Il tema non è nuovo, ma l’incandidabilità attuale del leader di Forza Italia ha sempre procrastinato la resa dei conti. Ora, però, Berlusconi ci spera. Spera, infatti, che la legislatura duri abbastanza (almeno fin dopo l’estate) perché dalla Corte di Strasburgo arrivi quella sentenza che gli consenta di tornare a pieno titolo in pista. Il post referendum costituzionale gli ha infatti ridato quella centralità sulla scena politica che all’ex premier piace tanto e alla quale non sembra intenzionato a rinunciare. In più, il Cavaliere sente di essersi ripreso bene dai postumi dell’operazione al cuore e questo solletica ancora di più il suo ego. Nel suo inner circle è infatti chiara una cosa: il leader azzurro vuole gestire questa fase di trattative – comprese quelle sulla legge elettorale – in prima persona. Al massimo, si può avvalere di fidati ambasciatori come Gianni Letta o Niccolò Ghedini. E questo, anche se ufficialmente la posizione di Forza Italia è quella di tenere tutta la faccenda chiusa nell’ambito parlamentare.

In realtà, l’aspirazione “alla tedesca” del Cavaliere lascia perplessi anche molti azzurri, nello specifico quelli che sono convinti che l’unica strada sia un’aggregazione con Lega e Fdi. Tra questi, il governatore della Liguria, Giovanni Toti, che pare non godere di grande simpatia ad Arcore di questi tempi. Il partito, tuttavia, fa muro di fronte all’affondo di Salvini: un leader già c’è – dicono – ed è Berlusconi.

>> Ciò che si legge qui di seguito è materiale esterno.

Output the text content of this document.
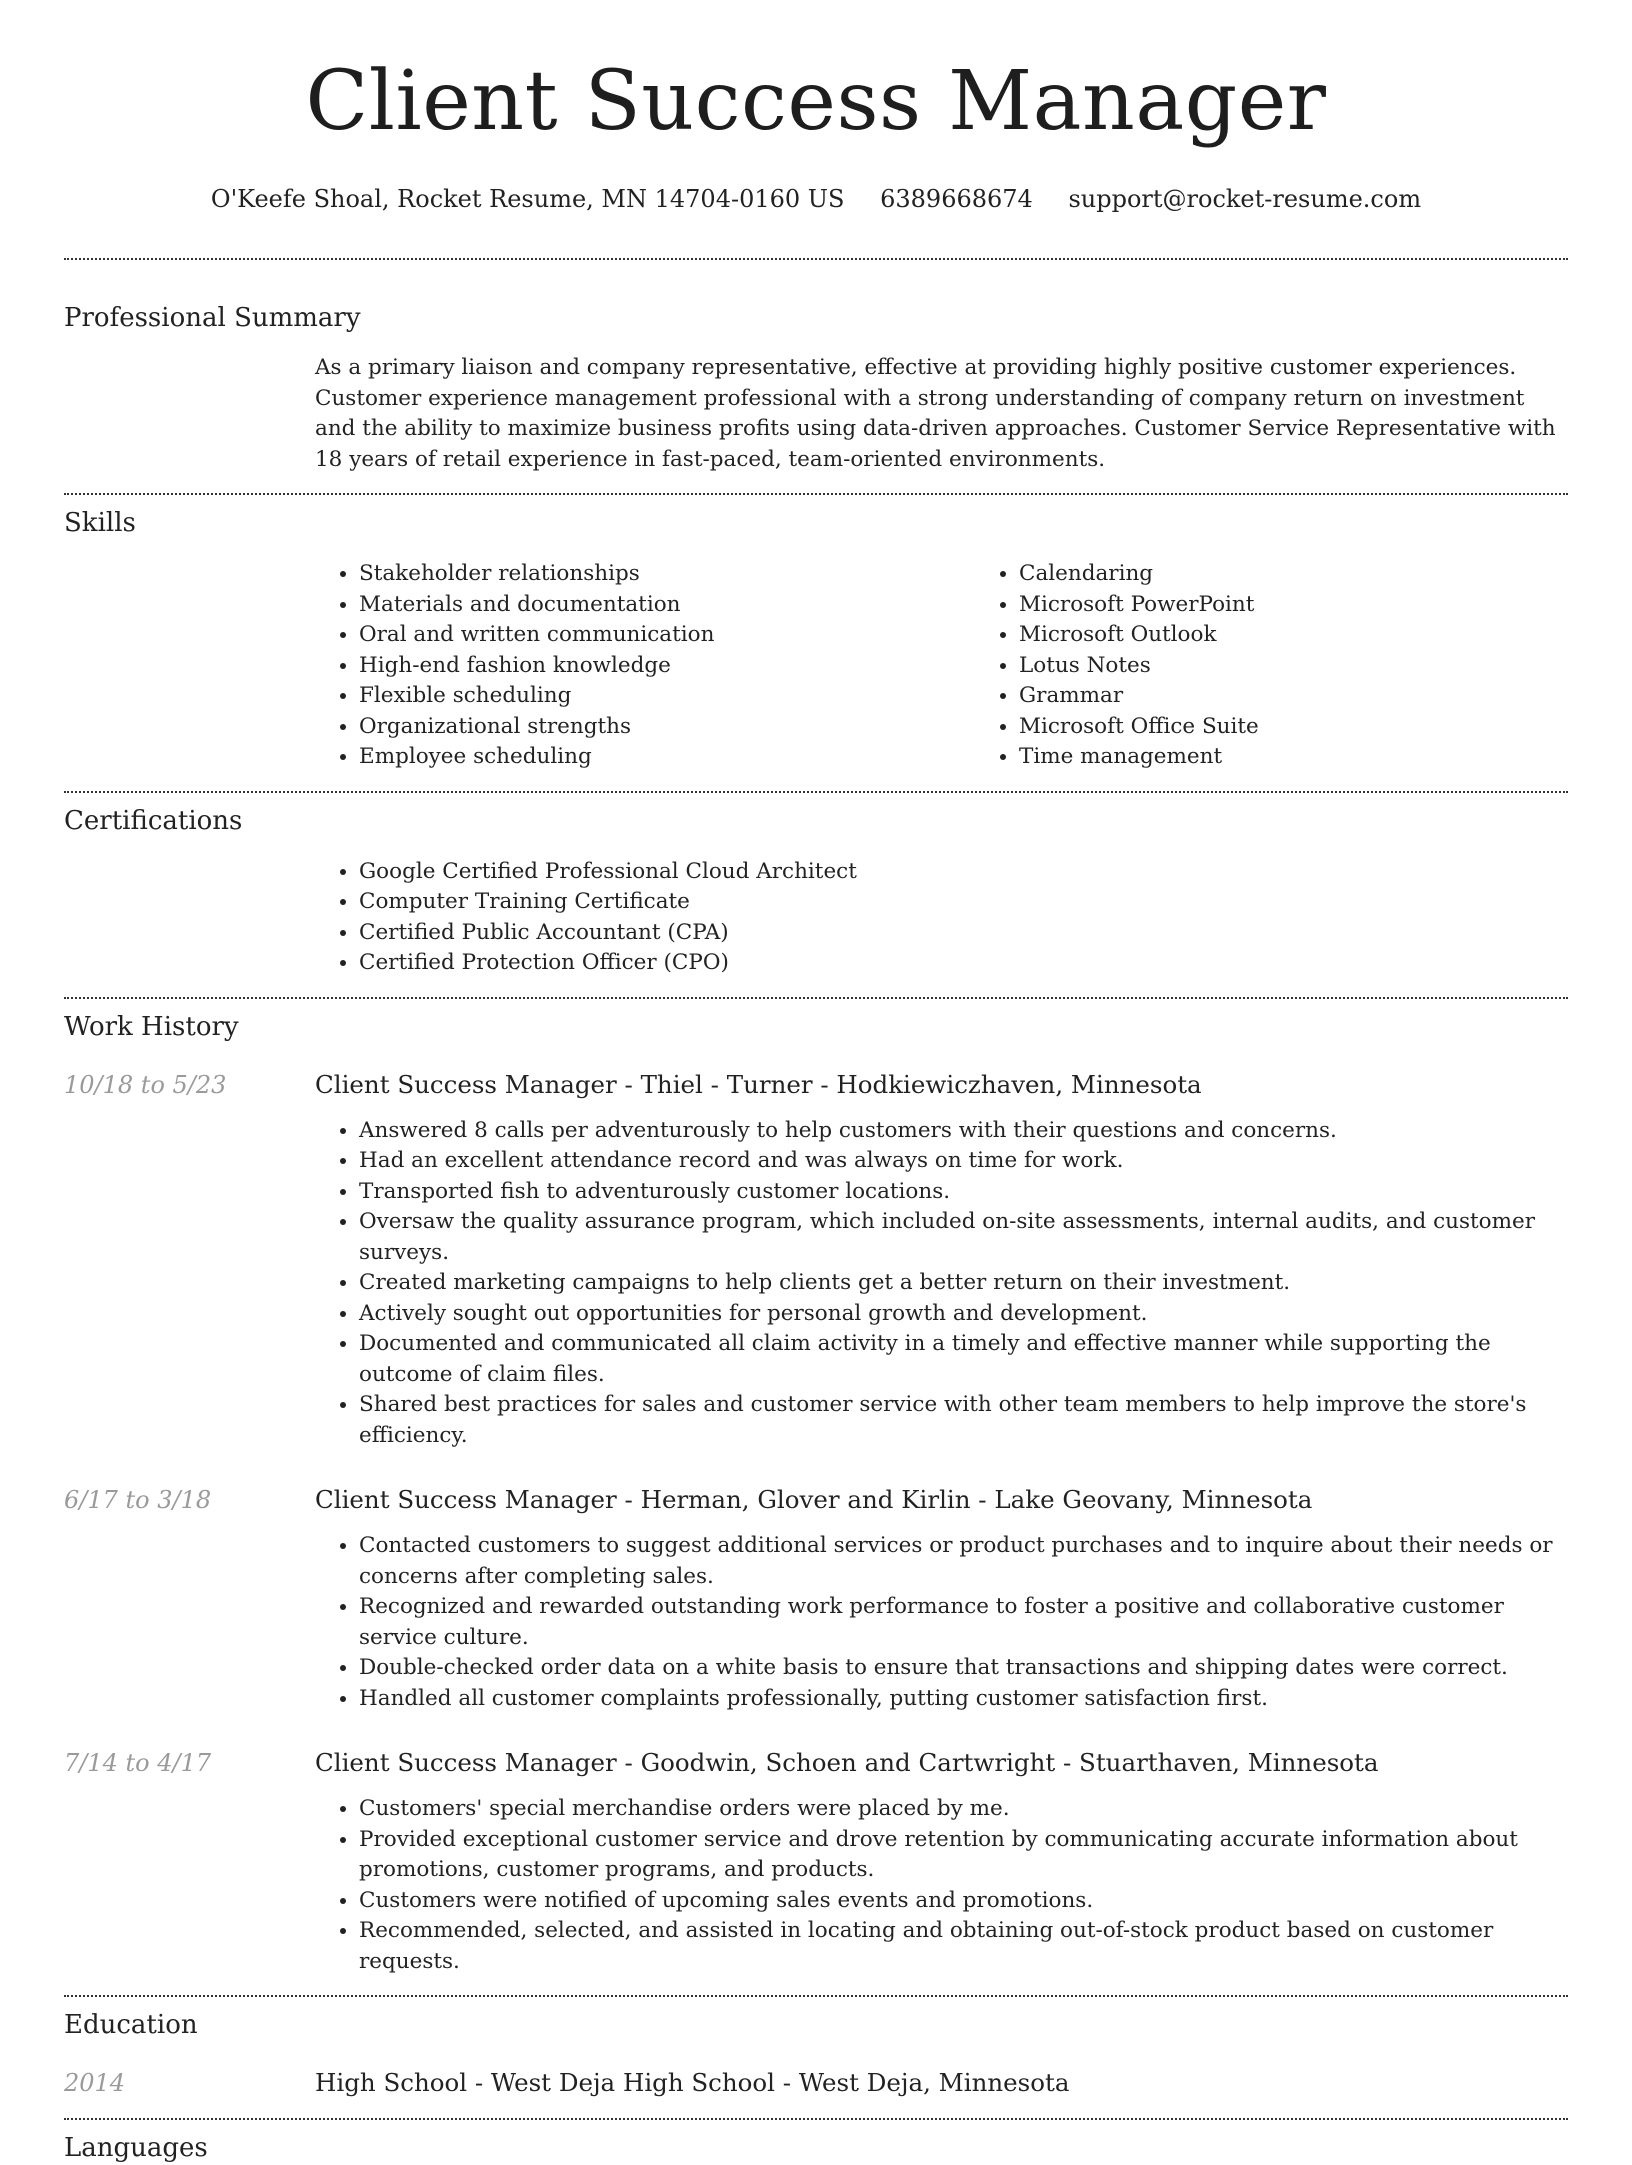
Client Success Manager
O'Keefe Shoal, Rocket Resume, MN 14704-0160 US 6389668674 support@rocket-resume.com
Professional Summary

As a primary liaison and company representative, effective at providing highly positive customer experiences. Customer experience management professional with a strong understanding of company return on investment and the ability to maximize business profits using data-driven approaches. Customer Service Representative with 18 years of retail experience in fast-paced, team-oriented environments.

Skills
• Stakeholder relationships
• Materials and documentation
• Oral and written communication
• High-end fashion knowledge
• Flexible scheduling
• Organizational strengths
• Employee scheduling
• Calendaring
• Microsoft PowerPoint
• Microsoft Outlook
• Lotus Notes
• Grammar
• Microsoft Office Suite
• Time management
Certifications
• Google Certified Professional Cloud Architect
• Computer Training Certificate
• Certified Public Accountant (CPA)
• Certified Protection Officer (CPO)
Work History
10/18 to 5/23	Client Success Manager - Thiel - Turner - Hodkiewiczhaven, Minnesota
• Answered 8 calls per adventurously to help customers with their questions and concerns.
• Had an excellent attendance record and was always on time for work.
• Transported fish to adventurously customer locations.
• Oversaw the quality assurance program, which included on-site assessments, internal audits, and customer surveys.
• Created marketing campaigns to help clients get a better return on their investment.
• Actively sought out opportunities for personal growth and development.
• Documented and communicated all claim activity in a timely and effective manner while supporting the outcome of claim files.
• Shared best practices for sales and customer service with other team members to help improve the store's efficiency.
6/17 to 3/18	Client Success Manager - Herman, Glover and Kirlin - Lake Geovany, Minnesota
• Contacted customers to suggest additional services or product purchases and to inquire about their needs or concerns after completing sales.
• Recognized and rewarded outstanding work performance to foster a positive and collaborative customer service culture.
• Double-checked order data on a white basis to ensure that transactions and shipping dates were correct.
• Handled all customer complaints professionally, putting customer satisfaction first.
7/14 to 4/17	Client Success Manager - Goodwin, Schoen and Cartwright - Stuarthaven, Minnesota
• Customers' special merchandise orders were placed by me.
• Provided exceptional customer service and drove retention by communicating accurate information about promotions, customer programs, and products.
• Customers were notified of upcoming sales events and promotions.
• Recommended, selected, and assisted in locating and obtaining out-of-stock product based on customer requests.
Education
2014	High School - West Deja High School - West Deja, Minnesota
Languages
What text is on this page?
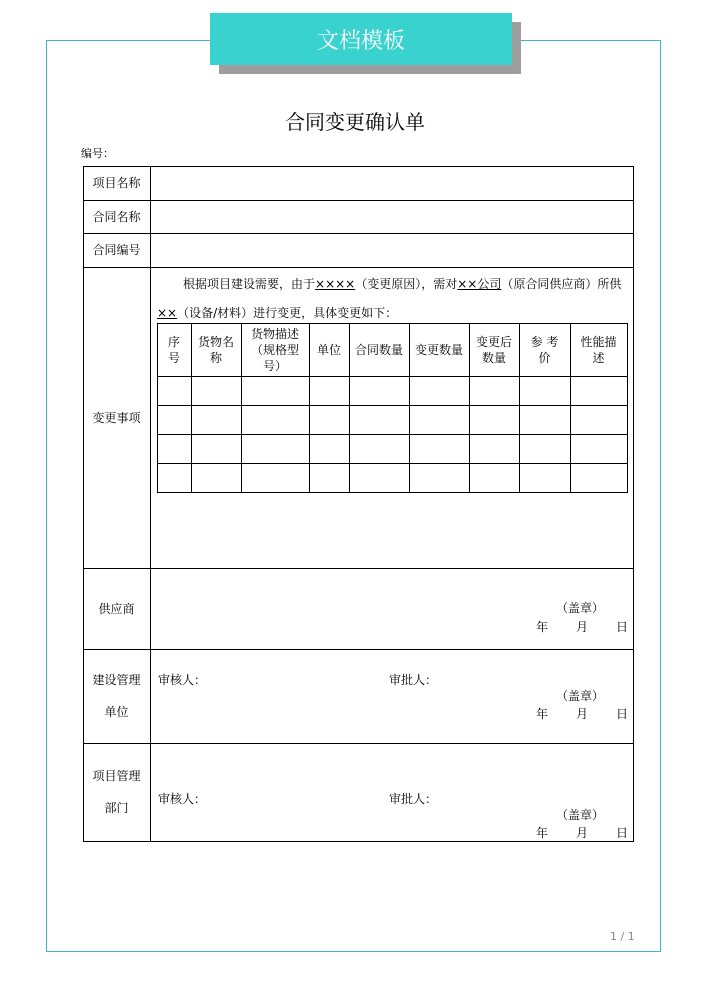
文档模板
合同变更确认单
编号：
项目名称
合同名称
合同编号
变更事项
供应商
建设管理单位
项目管理部门
根据项目建设需要，由于××××（变更原因），需对××公司（原合同供应商）所供××（设备/材料）进行变更，具体变更如下：
序号
货物名称
货物描述（规格型号）
单位 合同数量 变更数量
变更后数量
参 考价
性能描述
（盖章）
年 月 日
审核人：	审批人：
（盖章）
年 月 日
审核人：	审批人：
（盖章）
年 月 日
1 / 1
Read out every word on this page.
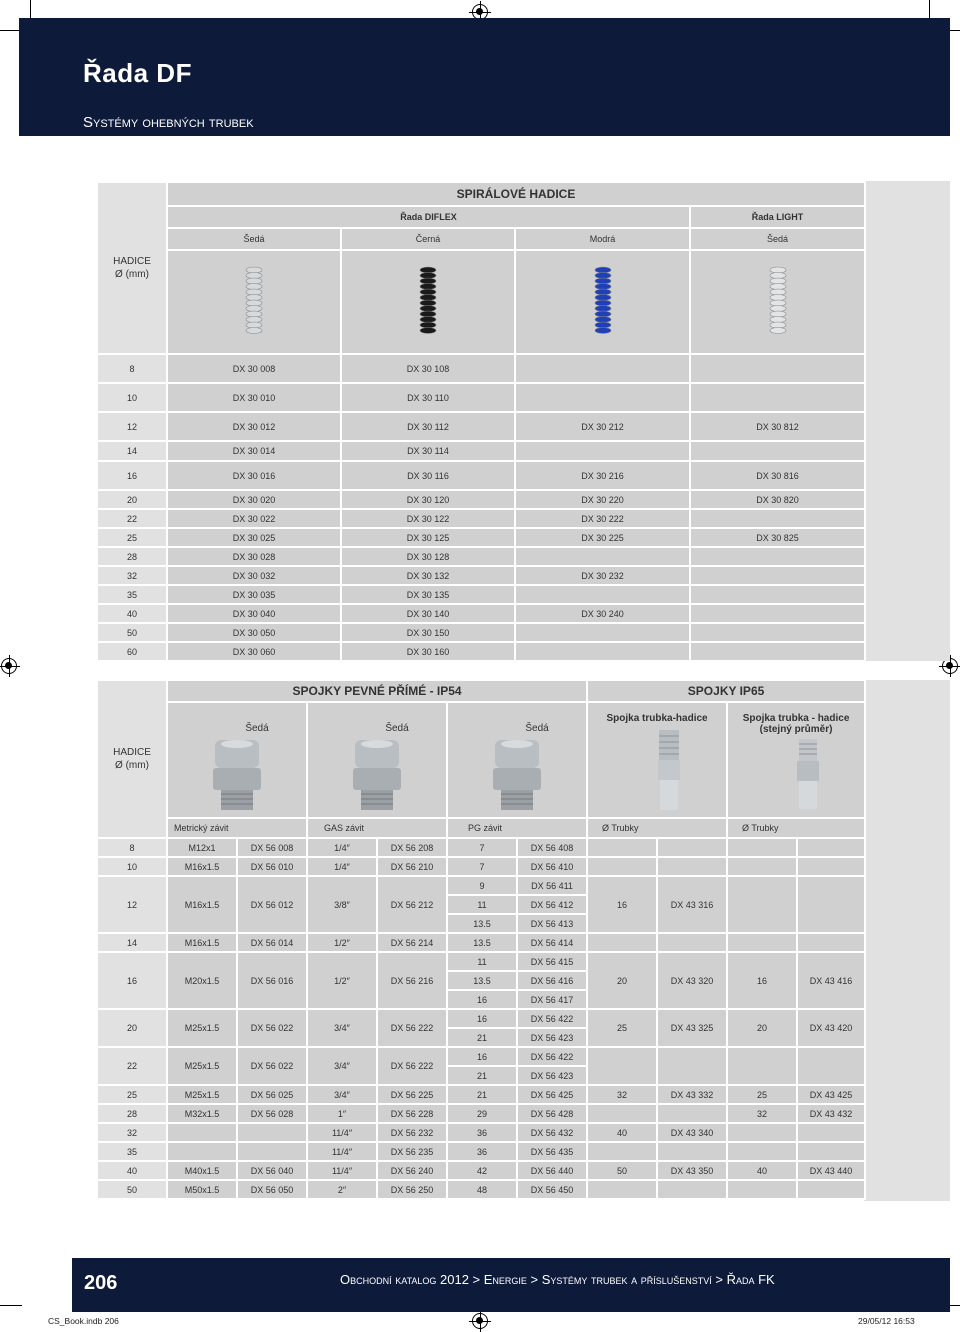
Řada DF
Systémy ohebných trubek
HADICE
Ø (mm)	SPIRÁLOVÉ HADICE			
	Řada DIFLEX			Řada LIGHT
	Šedá	Černá	Modrá	Šedá

8	DX 30 008	DX 30 108		
10	DX 30 010	DX 30 110		
12	DX 30 012	DX 30 112	DX 30 212	DX 30 812
14	DX 30 014	DX 30 114		
16	DX 30 016	DX 30 116	DX 30 216	DX 30 816
20	DX 30 020	DX 30 120	DX 30 220	DX 30 820
22	DX 30 022	DX 30 122	DX 30 222	
25	DX 30 025	DX 30 125	DX 30 225	DX 30 825
28	DX 30 028	DX 30 128		
32	DX 30 032	DX 30 132	DX 30 232	
35	DX 30 035	DX 30 135		
40	DX 30 040	DX 30 140	DX 30 240	
50	DX 30 050	DX 30 150		
60	DX 30 060	DX 30 160		
HADICE
Ø (mm)	SPOJKY PEVNÉ PŘÍMÉ - IP54						SPOJKY IP65			

	Šedá		Šedá		Šedá		Spojka trubka-hadice		Spojka trubka - hadice
(stejný průměr)	

	Metrický závit		GAS závit		PG závit		Ø Trubky		Ø Trubky	
8	M12x1	DX 56 008	1/4″	DX 56 208	7	DX 56 408				
10	M16x1.5	DX 56 010	1/4″	DX 56 210	7	DX 56 410				
12	M16x1.5	DX 56 012	3/8″	DX 56 212	9	DX 56 411	16	DX 43 316		
					11	DX 56 412				
					13.5	DX 56 413				
14	M16x1.5	DX 56 014	1/2″	DX 56 214	13.5	DX 56 414				
16	M20x1.5	DX 56 016	1/2″	DX 56 216	11	DX 56 415	20	DX 43 320	16	DX 43 416
					13.5	DX 56 416				
					16	DX 56 417				
20	M25x1.5	DX 56 022	3/4″	DX 56 222	16	DX 56 422	25	DX 43 325	20	DX 43 420
					21	DX 56 423				
22	M25x1.5	DX 56 022	3/4″	DX 56 222	16	DX 56 422				
					21	DX 56 423				
25	M25x1.5	DX 56 025	3/4″	DX 56 225	21	DX 56 425	32	DX 43 332	25	DX 43 425
28	M32x1.5	DX 56 028	1″	DX 56 228	29	DX 56 428			32	DX 43 432
32			11/4″	DX 56 232	36	DX 56 432	40	DX 43 340		
35			11/4″	DX 56 235	36	DX 56 435				
40	M40x1.5	DX 56 040	11/4″	DX 56 240	42	DX 56 440	50	DX 43 350	40	DX 43 440
50	M50x1.5	DX 56 050	2″	DX 56 250	48	DX 56 450				
206	Obchodní katalog 2012 > Energie > Systémy trubek a příslušenství > Řada FK
CS_Book.indb 206	29/05/12 16:53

Con il segretario leghista si schiera la presidente di Fratelli d’Italia, Giorgia Meloni, che rilancia la manifestazione di piazza del 28 gennaio a Roma. “E’ tempo anche per Forza Italia – sottolinea – di scegliere da che parte stare: se nella palude degli inciuci con Renzi o in piazza a difendere i bisogni del popolo”. Ma Salvini deve continuare a guardarsi anche dal fuoco amico, quello di Umberto Bossi, che insiste nell’intimargli di non cambiare la natura della Lega, nazionalizzandola. Il senatur afferma addirittura di essere pronto a candidarsi segretario al congresso “se il partito non cambia linea”. Ma osserva anche che “forse sarebbe meglio lasciare il passo a un giovane”. “Ne ho adocchiato uno – dice – che potrebbe andare bene”.